Hawker's death ruled an accident

PUBLISHED : Thursday, 31 May, 2007, 12:00am
UPDATED : Thursday, 31 May, 2007, 12:00am

Drowning of vendor a mishap, inquest rules


A five-member jury suggested yesterday that frontline hygiene workers should be given crisis training after finding that the death of an elderly hawker who drowned while escaping a raid by hawker-control officers was an accident.


The jury heard earlier that officers had watched Lo Kong-ching, 65, sink in a Tin Shui Wai nullah but had not tried to save him because they had no training and no rescue gear.


A diver who found Wong's body told the court it would be dangerous for an untrained person to try to save someone from a silted nullah.


The jurors returned their verdict after a two-day inquest and two hours of deliberation.


Coroner William Lam Kui-po had earlier directed them to rule out misadventure and to choose between an open verdict and accidental death.


'Frontline workers at the Food and Environmental Hygiene Department should receive training on handling a crisis,' the jury's report said.


Lo, described by his son as a capable swimmer, died after jumping into the 50-metre wide nullah near Tin Yan Estate on June 26 last year.


He was found face down in the silt at the bottom of the nullah, 15 metres from the opposite bank, with his feet partially trapped in the silt.


Four Food and Environmental Hygiene officers told how they witnessed the deceased gradually sinking, in less than a minute, under the muddy water.


They said they lodged a police report after seeing Lo slow down half way across the nullah then ran to the other side to look for water rescue gear but found none.


The officers said their emergency kits could only handle minor cuts.

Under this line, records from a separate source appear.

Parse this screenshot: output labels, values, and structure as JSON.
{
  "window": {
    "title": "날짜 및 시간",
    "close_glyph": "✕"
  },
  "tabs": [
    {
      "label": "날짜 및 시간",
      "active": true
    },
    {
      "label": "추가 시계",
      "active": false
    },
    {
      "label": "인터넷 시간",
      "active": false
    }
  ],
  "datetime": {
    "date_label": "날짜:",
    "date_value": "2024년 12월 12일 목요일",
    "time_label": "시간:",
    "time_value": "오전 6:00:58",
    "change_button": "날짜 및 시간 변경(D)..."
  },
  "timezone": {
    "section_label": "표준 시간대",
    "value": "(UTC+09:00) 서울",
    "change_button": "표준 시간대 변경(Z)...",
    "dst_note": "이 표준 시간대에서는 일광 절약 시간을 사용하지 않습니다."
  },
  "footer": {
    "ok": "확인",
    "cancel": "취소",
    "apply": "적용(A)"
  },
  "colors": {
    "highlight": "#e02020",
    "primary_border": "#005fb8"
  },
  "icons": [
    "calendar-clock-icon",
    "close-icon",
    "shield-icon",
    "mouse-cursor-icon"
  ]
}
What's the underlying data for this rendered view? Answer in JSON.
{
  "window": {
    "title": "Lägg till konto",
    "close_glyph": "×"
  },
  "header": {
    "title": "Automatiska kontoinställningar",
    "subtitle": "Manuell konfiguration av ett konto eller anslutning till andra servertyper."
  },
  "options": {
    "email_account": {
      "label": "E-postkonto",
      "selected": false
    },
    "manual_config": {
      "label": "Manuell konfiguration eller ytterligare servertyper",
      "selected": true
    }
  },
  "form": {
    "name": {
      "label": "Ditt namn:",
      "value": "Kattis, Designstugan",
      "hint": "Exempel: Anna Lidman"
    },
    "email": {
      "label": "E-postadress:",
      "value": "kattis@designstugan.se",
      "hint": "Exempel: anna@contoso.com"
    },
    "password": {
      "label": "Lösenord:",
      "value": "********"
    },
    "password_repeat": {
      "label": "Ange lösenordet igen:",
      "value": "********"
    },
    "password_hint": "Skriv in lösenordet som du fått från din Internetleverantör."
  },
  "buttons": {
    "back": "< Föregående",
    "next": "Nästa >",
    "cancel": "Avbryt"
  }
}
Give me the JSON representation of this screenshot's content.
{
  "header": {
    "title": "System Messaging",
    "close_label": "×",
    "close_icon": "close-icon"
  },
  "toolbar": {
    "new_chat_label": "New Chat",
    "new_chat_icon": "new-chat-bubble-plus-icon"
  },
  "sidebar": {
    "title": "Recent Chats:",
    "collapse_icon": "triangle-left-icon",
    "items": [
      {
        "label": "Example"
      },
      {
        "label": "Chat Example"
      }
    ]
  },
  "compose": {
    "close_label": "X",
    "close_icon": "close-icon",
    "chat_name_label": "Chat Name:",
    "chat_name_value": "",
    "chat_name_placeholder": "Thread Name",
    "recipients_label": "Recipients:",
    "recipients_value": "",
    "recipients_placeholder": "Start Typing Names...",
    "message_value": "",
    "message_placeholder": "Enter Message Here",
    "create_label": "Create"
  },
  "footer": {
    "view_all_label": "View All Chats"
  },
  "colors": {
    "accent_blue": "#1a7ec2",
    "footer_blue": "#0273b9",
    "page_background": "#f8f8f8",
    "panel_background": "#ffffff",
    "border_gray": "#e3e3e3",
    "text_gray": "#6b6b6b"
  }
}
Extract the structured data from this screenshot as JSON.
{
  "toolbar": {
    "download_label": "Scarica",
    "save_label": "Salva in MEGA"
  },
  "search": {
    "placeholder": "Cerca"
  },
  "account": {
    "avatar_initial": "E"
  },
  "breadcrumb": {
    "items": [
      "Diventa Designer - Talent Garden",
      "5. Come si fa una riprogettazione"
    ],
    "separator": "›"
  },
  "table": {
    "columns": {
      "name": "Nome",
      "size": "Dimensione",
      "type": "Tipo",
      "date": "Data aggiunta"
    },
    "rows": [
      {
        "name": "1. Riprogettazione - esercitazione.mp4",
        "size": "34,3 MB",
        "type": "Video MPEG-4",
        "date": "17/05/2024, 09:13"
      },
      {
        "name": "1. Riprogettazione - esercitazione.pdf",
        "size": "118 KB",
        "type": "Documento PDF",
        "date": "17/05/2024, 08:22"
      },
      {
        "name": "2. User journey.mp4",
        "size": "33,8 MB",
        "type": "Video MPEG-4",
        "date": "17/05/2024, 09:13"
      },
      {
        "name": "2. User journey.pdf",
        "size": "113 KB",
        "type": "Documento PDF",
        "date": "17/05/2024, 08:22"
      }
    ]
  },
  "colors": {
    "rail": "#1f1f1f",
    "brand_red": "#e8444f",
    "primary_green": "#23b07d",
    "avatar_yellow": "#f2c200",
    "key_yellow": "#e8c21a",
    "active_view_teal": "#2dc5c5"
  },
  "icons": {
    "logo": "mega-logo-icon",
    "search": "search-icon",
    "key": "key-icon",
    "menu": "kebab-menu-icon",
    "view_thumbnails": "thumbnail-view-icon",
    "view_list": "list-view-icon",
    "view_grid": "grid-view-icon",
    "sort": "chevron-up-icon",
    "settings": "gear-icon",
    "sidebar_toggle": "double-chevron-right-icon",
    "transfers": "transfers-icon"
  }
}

For any emergency, they generally reported it to the police and let them handle it.


Five family members including Lo's wife attended the inquest but refused to comment on the ruling.

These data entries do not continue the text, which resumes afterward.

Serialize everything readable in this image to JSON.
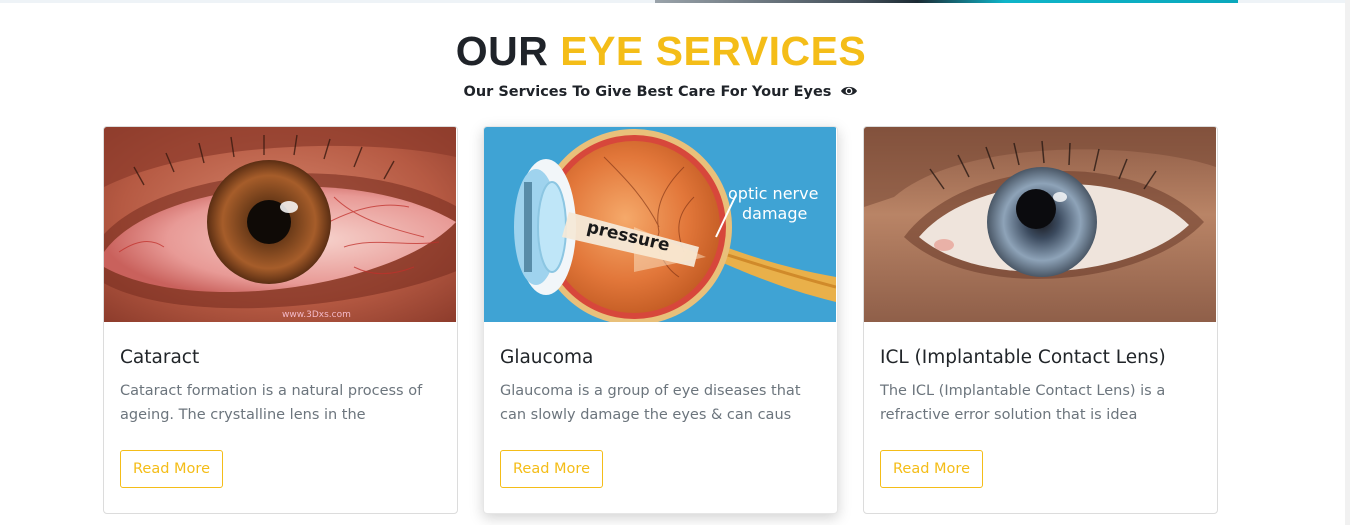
{
  "section": {
    "title_dark": "OUR",
    "title_accent": "EYE SERVICES",
    "subtitle": "Our Services To Give Best Care For Your Eyes",
    "subtitle_icon": "eye-icon",
    "accent_color": "#f4bd18"
  },
  "cards": [
    {
      "image": "red-eye-photo",
      "image_watermark": "www.3Dxs.com",
      "title": "Cataract",
      "text": "Cataract formation is a natural process of ageing. The crystalline lens in the",
      "button": "Read More"
    },
    {
      "image": "glaucoma-eye-diagram",
      "image_labels": {
        "pressure": "pressure",
        "optic_line1": "optic nerve",
        "optic_line2": "damage"
      },
      "title": "Glaucoma",
      "text": "Glaucoma is a group of eye diseases that can slowly damage the eyes & can caus",
      "button": "Read More"
    },
    {
      "image": "blue-eye-photo",
      "title": "ICL (Implantable Contact Lens)",
      "text": "The ICL (Implantable Contact Lens) is a refractive error solution that is idea",
      "button": "Read More"
    }
  ]
}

'We just want to thank the neighbourhood residents who testified and the jury, thank you,' said Lo's daughter outside court.


Ms Lo said they would consult their lawyer on whether to seek compensation from any parties.


A Food and Environmental Hygiene Department spokesperson said emergency or crisis training was given to all hawker-control officers from August and December last year, and the department would continue to provide such training.


Lo Kai-wah, the youngest son, said his father had been hawking in the public estate for a few years.


He said bystanders told him they heard hawker-control officers say 'Let's see how far you can swim' after his father jumped into the nullah.


But all officers denied saying it or hearing anyone else do so. They also said they did not know the man was a hawker, and that none of them saw him jump in.


Court records showed Lo was fined in March and May last year for hawking at the scene of the tragedy.


Officer Po Ka-hon and his superior, Fan Hing-cheung, denied Lo jumped to his death to escape their raid.


Mr Po told the inquest that they did not plan to make any arrests. He and his partner Wong Yeung-kwong said they had earlier been hiding to monitor the hawkers.


A retired man, Ng Woon-yau, who was the only civilian to testify, said the officers appeared after someone chanted 'escape arrest'.


He said he saw some hawkers escaping and Lo running towards the nullah.


Mr Ng said he heard the officers tell Lo not to run or climb. He said more than 100 onlookers called for help but no one reacted.